Why does mod_security require an ACCEPT HTTP header field?
After some debugging, I found that the core ruleset of mod_security blocks requests that don't have the (optional!) ACCEPT header field.
This is what I find in the logs:
ModSecurity: Warning. Match of "rx ^OPTIONS$" against "REQUEST_METHOD" required. [file "/etc/apache2/conf.d/modsecurity/modsecurity_crs_21_protocol_anomalies.conf"] [line "41"] [id "960015"] [msg "Request Missing an Accept Header"] [severity "CRITICAL"] [tag "PROTOCOL_VIOLATION/MISSING_HEADER"] [hostname "example.com"] [uri "/"] [unique_id "T4F5@H8AAQEAAFU6aPEAAAAL"]
ModSecurity: Access denied with code 400 (phase 2). Match of "rx ^OPTIONS$" against "REQUEST_METHOD" required. [file "/etc/apache2/conf.d/modsecurity/optional_rules/modsecurity_crs_21_protocol_anomalies.conf"] [line "41"] [id "960015"] [msg "Request Missing an Accept Header"] [severity "CRITICAL"] [tag "PROTOCOL_VIOLATION/MISSING_HEADER"] [hostname "example.com"] [uri "/"] [unique_id "T4F5@H8AAQEAAFU6aPEAAAAL"]
Why is this header required? I understand that "most" clients send these, but why is their absence considered a security threat?
I didn't write these rules but as I understand it, there is a strong correlation between clients that don't include this header and malicious clients and also between clients that do include it and benign clients.
You may find certain bots (for example: Pingdom, HostTracker, UpDowner, magpie-crawler, Yandex, Yodao, MJ12, GigaBot and the LinkedInBot in a quick grep through my logs) that don't send this header however if you combine this with a rule that matches "normal" User-Agents such as Chrome, Firefox, IE, Safari, Opera, etc. then you will be able to avoid blocking those bots.
There are some clients (or possibly a proxy that modifies the headers) that send an accept:
header (and most other headers in lower case). I haven't yet been able to determine whether these are malicious or not, however they all claim to be "Firefox/3.6.8" and have:
Via:HTTP/1.1 silk
X-Forwarded-For:10.161.106.98
or some other 10.x.x.x IP address in their headers... which is suspicious.

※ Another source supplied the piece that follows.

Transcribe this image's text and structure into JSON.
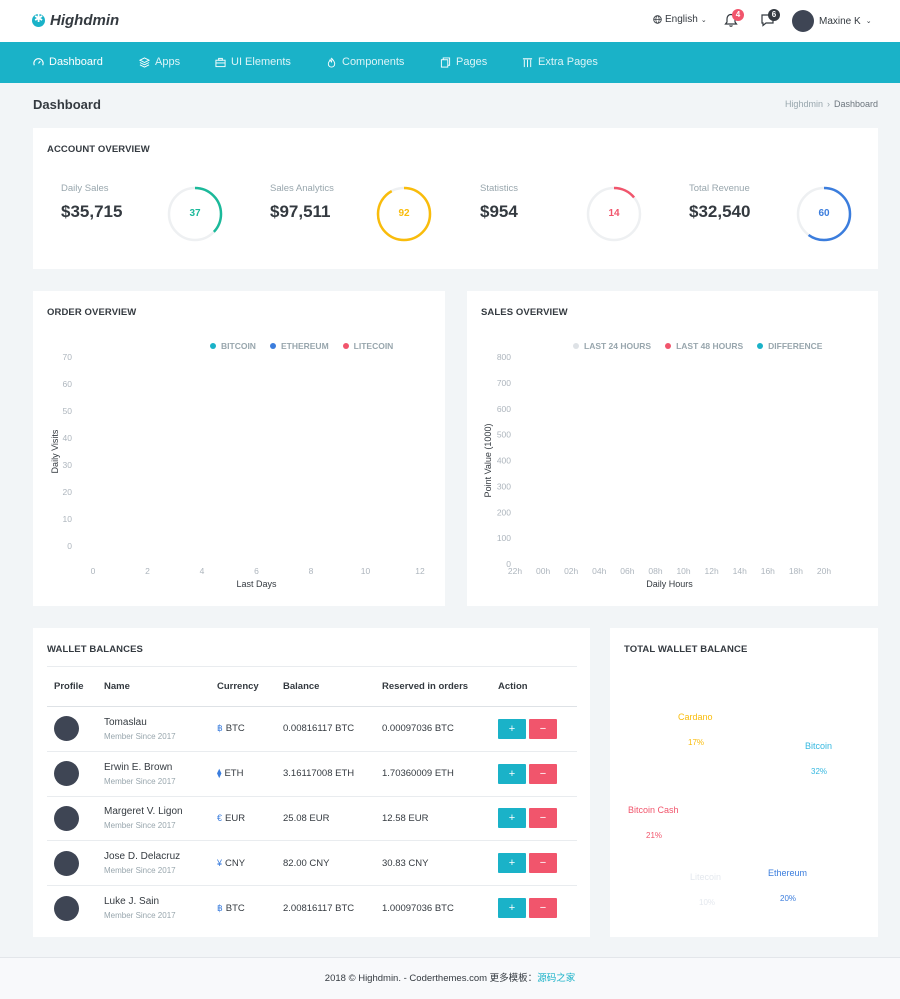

RFC 2616 states that the Accept header SHOULD be present in all requests. Note that this isn't an absolute requirement, so a user-agent is still conditionally compliant (as defined in the RFC) if it doesn't send this header.
The rationale for denying requests without an Accept header is that all regular web browsers do send the header, while many bots do not. In practice, though, after seeing millions of requests, some "good" bots don't send the Accept header either. So this rule is not perfect and does generate false positives.